After a day or two, you can focus on lighting up the rest of the house but be sure to take measurements. Also, it’s always a good idea to have extra bulbs on hand, (note the type and size in bathrooms and the kitchen too), so you don’t get stuck in the dark!
One of the most disruptive parts of moving can be the take-out rut. During a move, there’s a shortage of home-cooked meals that is hard to avoid. Fast food is a temporary fix, but nothing says welcome home like yummy smells of a home-cooked meal wafting from the kitchen.
While it would be nice if everyone’s new neighbors welcomed them with a homemade casserole, it’s not something you should plan on. Once your kitchen is (mostly) unpacked, think about your easiest go-to meal solution and get cooking. If you’re not the chef in the family, shop for your partner and offer to assist or clean up.

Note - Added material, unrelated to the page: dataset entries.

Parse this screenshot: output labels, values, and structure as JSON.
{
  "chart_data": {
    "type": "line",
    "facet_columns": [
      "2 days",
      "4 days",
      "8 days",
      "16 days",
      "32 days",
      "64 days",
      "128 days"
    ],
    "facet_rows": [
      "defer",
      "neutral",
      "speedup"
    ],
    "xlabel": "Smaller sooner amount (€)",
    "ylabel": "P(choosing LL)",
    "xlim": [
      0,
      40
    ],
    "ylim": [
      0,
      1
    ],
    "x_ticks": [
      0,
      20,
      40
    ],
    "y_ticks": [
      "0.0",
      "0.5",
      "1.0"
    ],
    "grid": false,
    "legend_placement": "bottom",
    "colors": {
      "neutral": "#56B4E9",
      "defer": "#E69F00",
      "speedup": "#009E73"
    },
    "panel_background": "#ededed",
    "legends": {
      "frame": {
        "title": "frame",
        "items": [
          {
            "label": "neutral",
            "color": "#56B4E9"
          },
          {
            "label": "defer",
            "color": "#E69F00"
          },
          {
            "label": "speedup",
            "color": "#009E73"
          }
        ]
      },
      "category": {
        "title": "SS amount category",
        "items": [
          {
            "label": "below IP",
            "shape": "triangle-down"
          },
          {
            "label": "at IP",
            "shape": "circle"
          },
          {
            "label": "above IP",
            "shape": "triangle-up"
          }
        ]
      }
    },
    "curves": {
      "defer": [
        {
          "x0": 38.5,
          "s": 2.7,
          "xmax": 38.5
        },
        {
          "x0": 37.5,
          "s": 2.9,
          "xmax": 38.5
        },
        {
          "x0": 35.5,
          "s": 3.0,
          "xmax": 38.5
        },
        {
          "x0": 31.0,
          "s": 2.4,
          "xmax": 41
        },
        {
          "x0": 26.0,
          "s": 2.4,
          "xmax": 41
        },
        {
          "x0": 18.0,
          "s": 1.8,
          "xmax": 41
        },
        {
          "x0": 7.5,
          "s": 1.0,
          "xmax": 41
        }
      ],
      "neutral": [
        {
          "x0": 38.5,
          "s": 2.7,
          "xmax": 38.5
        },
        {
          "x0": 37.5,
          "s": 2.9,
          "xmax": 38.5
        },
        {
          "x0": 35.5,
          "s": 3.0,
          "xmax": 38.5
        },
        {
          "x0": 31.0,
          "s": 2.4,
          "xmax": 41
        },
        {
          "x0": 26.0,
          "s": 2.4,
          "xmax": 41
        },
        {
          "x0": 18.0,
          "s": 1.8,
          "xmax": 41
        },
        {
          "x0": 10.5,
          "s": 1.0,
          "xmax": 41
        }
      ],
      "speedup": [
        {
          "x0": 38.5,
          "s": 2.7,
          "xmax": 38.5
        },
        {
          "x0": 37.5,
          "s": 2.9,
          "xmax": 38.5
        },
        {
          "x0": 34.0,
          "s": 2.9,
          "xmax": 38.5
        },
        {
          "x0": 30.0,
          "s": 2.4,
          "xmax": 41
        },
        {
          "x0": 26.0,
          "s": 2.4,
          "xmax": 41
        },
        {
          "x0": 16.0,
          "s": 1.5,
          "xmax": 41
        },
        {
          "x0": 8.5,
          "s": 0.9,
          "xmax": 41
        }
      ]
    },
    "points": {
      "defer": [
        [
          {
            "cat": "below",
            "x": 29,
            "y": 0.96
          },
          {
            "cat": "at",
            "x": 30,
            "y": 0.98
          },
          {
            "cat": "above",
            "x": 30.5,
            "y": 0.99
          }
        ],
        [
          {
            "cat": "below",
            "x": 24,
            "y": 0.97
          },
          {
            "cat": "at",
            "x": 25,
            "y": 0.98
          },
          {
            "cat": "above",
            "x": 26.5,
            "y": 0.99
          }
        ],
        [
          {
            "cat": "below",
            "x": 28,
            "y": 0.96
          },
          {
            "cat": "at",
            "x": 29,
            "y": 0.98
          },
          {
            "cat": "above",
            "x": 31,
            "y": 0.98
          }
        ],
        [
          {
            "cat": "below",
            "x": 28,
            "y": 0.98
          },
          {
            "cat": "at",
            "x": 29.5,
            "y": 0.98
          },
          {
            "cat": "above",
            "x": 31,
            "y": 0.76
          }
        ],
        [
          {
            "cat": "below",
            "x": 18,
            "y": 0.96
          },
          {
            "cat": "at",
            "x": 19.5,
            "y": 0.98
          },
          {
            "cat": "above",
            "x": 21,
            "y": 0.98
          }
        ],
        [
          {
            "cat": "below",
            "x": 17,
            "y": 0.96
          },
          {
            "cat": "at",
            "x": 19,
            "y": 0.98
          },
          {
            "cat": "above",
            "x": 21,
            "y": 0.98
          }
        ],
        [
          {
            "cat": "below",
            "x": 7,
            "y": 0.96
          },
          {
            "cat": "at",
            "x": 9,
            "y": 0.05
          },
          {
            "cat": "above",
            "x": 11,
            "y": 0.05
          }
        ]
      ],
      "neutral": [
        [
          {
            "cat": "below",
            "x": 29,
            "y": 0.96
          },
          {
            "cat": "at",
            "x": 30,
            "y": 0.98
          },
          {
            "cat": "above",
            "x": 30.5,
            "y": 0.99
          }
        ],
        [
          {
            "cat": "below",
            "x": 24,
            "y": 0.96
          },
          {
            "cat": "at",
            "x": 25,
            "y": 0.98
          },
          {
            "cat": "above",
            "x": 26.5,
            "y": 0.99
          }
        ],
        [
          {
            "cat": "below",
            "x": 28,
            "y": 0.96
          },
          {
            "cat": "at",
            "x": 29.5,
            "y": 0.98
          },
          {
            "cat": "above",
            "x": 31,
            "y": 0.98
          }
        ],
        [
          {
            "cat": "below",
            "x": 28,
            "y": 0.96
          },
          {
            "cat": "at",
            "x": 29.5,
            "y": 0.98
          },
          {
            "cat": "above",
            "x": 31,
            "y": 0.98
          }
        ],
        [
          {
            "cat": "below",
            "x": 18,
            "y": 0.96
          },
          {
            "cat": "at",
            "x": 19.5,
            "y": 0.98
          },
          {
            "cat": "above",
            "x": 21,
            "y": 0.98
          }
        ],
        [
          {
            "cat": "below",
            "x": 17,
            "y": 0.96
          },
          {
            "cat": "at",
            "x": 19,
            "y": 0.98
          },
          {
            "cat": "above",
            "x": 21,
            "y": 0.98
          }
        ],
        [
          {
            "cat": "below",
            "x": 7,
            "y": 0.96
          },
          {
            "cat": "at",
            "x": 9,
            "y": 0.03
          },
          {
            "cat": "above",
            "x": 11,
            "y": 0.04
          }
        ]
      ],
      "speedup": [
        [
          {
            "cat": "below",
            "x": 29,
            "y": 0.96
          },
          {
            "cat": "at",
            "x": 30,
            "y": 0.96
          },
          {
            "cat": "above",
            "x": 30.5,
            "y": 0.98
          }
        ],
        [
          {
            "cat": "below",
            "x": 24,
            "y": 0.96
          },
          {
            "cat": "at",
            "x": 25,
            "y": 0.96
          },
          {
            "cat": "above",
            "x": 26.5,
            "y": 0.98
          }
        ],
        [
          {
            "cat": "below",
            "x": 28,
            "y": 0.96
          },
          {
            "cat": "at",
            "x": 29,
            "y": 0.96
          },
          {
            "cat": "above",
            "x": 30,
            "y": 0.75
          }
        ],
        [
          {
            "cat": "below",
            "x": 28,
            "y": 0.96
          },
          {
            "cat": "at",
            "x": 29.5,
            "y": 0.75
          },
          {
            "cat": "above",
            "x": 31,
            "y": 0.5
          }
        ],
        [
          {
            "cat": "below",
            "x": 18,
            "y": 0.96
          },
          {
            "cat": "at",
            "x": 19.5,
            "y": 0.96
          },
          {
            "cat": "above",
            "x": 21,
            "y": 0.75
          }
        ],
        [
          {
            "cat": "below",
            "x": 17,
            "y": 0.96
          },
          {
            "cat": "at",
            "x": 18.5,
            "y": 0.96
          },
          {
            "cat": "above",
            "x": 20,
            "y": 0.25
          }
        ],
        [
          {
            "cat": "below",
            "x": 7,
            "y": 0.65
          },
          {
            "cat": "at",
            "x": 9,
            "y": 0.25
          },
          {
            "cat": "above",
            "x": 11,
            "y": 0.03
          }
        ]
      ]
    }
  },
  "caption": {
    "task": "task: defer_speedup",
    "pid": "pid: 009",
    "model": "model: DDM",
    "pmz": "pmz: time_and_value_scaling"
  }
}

Breaking in the new kitchen has multiple benefits. It will bring your family together at your new table, and help you get a feel for your new cooking space. And your first meal doesn’t have to be fancy. If breakfast works for your family, grab a box of instant pancake mix, throw some bacon in a pan and voila! You’ve got a meal.
While adjusting to a new home will never be instantaneous, it can be easier than you think. Just take it one step (or room) at a time, and soon you’ll feel at home sweet home.
Beth is a freelance writer who has moved more times than she cares to count. She lives with her husband and three children.